Oh what a tangled web we weave when first we practice not to bleed!
Over on Slate this week, friend-of-Broadsheet Sarah E. Richards weighed in on new birth control pill Lybrel, which, pending approval next year, would permanently suspend your period. Just think: no mess, no pain, no buying tons of disposable highly bleached paper products destined for a landfill near you!
Richards acknowledges many of the perks of a period-free life, but in the end instead comes down on the side of preserving our blood rites as a safeguard against medical malfeasance. "No one knows the health effects for menstruating women of long-term continuous exposure," Richards writes. "Especially the risks of blood clots and breast cancer and the effect on later fertility."
What she says is all indubitably true -- a great majority of contraceptive innovations, from the implant Norplant (yanked from the market after lawsuits) to the Ortho-Evra patch whose high levels of estrogen may have contributed to blood clotting, leading to the deaths of a dozen young women -- have proved more Pandora than panacea.
Richards also champions the period as an emblem of our sisterly connections. She cites studies which show that women actually like their periods and those who don't are more ashamed of their bodies.
Well, perhaps this reveals me to be one of those self-hating bleeders -- but I don't give a damn.
Now, I'm about as crunchy as the 21st century urban woman comes -- don't shave, don't dye, don't skin-peel, eyebrow-shape or use birth control pills. One would think I would join forces with the female chorus warning against the loss of our moon time.
But if there's a pill that can bring back those bodily carefree days of my 12th year on earth (without causing the onset of menopause), show me the pharmacy window. It's not like I haven't enjoyed the fruits of a nutritious placenta: My two lovely children are walking testimonies to menstrual might. But doctors have long known that ordinary birth control pills, which tend to lessen menstrual flow, also reduce the risk of some cancers -- and some have theorized that suppression of the hormonal cycle altogether would reduce those risks even further. The scientific jury is still out on how modern women's continuous menstrual cycles (aided by fewer children and fewer breast-feeding years) affect our overall health.

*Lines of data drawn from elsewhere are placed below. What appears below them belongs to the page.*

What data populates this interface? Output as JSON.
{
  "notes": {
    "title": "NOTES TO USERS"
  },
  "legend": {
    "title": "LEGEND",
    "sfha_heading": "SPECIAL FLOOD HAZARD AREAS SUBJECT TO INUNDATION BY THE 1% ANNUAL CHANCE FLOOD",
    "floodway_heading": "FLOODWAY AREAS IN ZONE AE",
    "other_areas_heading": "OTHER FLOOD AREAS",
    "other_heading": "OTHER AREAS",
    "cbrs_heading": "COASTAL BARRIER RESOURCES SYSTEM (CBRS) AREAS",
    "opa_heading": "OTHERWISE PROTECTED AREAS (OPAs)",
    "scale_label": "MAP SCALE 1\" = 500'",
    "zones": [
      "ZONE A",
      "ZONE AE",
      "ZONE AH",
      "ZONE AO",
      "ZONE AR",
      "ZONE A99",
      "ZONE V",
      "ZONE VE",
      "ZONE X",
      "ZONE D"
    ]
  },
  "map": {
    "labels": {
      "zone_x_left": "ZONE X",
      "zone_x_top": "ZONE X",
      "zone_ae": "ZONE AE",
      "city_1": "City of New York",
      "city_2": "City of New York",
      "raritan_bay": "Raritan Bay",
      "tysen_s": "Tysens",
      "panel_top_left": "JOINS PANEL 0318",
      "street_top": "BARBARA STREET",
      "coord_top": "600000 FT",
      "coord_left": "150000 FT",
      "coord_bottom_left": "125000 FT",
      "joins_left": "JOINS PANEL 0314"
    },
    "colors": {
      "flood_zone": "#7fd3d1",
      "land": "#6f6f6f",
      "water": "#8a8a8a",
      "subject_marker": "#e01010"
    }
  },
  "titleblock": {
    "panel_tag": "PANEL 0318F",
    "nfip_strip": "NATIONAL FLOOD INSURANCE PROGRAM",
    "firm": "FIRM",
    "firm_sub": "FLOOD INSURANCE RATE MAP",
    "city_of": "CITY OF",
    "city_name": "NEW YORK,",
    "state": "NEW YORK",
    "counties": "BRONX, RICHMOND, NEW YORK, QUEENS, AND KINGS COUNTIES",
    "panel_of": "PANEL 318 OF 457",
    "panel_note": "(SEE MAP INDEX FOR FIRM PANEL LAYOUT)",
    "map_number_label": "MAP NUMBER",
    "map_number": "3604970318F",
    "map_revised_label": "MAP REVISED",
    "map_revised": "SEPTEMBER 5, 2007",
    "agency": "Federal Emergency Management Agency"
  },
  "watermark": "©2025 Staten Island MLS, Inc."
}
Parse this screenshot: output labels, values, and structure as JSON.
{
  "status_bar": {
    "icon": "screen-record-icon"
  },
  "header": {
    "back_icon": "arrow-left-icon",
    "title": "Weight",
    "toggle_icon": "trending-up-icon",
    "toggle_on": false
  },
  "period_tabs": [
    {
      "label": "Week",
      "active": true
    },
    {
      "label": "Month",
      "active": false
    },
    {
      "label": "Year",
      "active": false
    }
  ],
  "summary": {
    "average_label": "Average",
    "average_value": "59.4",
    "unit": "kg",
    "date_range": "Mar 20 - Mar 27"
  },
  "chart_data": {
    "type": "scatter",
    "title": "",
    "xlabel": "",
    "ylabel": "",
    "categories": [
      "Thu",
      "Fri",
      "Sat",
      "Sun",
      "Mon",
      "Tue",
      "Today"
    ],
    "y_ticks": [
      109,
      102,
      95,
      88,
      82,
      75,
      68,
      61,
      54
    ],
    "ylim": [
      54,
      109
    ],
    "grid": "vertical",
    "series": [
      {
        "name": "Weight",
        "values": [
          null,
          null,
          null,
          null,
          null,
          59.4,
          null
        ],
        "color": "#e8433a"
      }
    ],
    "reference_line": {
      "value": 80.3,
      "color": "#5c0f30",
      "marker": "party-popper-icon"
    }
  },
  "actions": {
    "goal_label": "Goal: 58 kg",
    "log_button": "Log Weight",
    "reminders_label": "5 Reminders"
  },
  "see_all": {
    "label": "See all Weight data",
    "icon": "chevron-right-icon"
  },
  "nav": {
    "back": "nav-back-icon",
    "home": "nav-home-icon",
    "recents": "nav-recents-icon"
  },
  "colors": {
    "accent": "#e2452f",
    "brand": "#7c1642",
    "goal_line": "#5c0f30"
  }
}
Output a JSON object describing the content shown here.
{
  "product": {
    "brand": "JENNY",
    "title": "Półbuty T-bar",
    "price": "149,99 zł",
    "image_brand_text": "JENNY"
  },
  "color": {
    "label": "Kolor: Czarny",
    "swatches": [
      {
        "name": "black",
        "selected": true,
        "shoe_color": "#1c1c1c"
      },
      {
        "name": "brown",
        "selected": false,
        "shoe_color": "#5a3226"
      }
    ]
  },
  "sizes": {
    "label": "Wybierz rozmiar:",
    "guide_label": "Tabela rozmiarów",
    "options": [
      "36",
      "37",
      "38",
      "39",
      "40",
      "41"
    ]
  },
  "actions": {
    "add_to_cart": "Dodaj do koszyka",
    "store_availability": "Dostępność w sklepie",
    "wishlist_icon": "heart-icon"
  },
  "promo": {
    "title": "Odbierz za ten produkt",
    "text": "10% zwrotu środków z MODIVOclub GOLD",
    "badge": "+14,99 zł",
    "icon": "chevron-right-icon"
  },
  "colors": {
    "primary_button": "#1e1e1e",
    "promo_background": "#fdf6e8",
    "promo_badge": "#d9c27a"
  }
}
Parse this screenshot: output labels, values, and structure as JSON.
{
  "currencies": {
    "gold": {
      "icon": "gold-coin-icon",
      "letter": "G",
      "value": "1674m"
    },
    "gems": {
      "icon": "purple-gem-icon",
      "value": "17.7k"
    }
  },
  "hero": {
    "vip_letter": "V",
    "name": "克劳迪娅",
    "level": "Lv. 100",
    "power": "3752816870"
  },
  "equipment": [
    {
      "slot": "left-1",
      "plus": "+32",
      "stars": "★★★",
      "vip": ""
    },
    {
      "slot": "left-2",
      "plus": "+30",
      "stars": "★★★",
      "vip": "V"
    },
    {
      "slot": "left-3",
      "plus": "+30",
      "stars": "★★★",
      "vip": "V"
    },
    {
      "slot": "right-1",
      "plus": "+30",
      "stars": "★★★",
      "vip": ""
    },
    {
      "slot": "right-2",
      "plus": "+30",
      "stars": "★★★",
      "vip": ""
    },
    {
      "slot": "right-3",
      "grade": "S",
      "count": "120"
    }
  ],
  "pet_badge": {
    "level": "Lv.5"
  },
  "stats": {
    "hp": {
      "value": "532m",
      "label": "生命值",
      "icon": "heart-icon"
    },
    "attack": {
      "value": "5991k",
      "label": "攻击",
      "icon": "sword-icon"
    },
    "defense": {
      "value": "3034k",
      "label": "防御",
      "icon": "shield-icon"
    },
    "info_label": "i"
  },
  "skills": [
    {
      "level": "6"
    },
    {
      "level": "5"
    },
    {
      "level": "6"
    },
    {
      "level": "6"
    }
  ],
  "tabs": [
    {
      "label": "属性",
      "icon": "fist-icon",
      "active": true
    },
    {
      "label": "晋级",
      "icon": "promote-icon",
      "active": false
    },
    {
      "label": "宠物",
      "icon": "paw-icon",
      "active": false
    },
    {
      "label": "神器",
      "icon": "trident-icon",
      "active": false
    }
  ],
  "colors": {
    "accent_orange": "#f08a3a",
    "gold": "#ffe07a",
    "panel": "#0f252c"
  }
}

Finally, it's hard not to see our current relationship to our moon cycle as an already artificially altered process. If you use regular tampons -- industrial products dyed with bleach -- then you're already introducing something pretty unnatural into one part of your body. Even without the risk of toxic shock and other tampon-related horrors, it's one more way that our bodies have become surrounded and suffused with chemicals we don't fully understand.
"Life without getting your period, though," Richards concludes, "would be life without one of the touchstones of the female experience: a sisterhood of shared empathy, tampons and chocolate, and laundry lessons passed from grandmother to granddaughter."
I'll keep the chocolate and the empathy, but the tampons? That's one touchstone of the female experience I'd gladly leave on the Walgreen's shelf.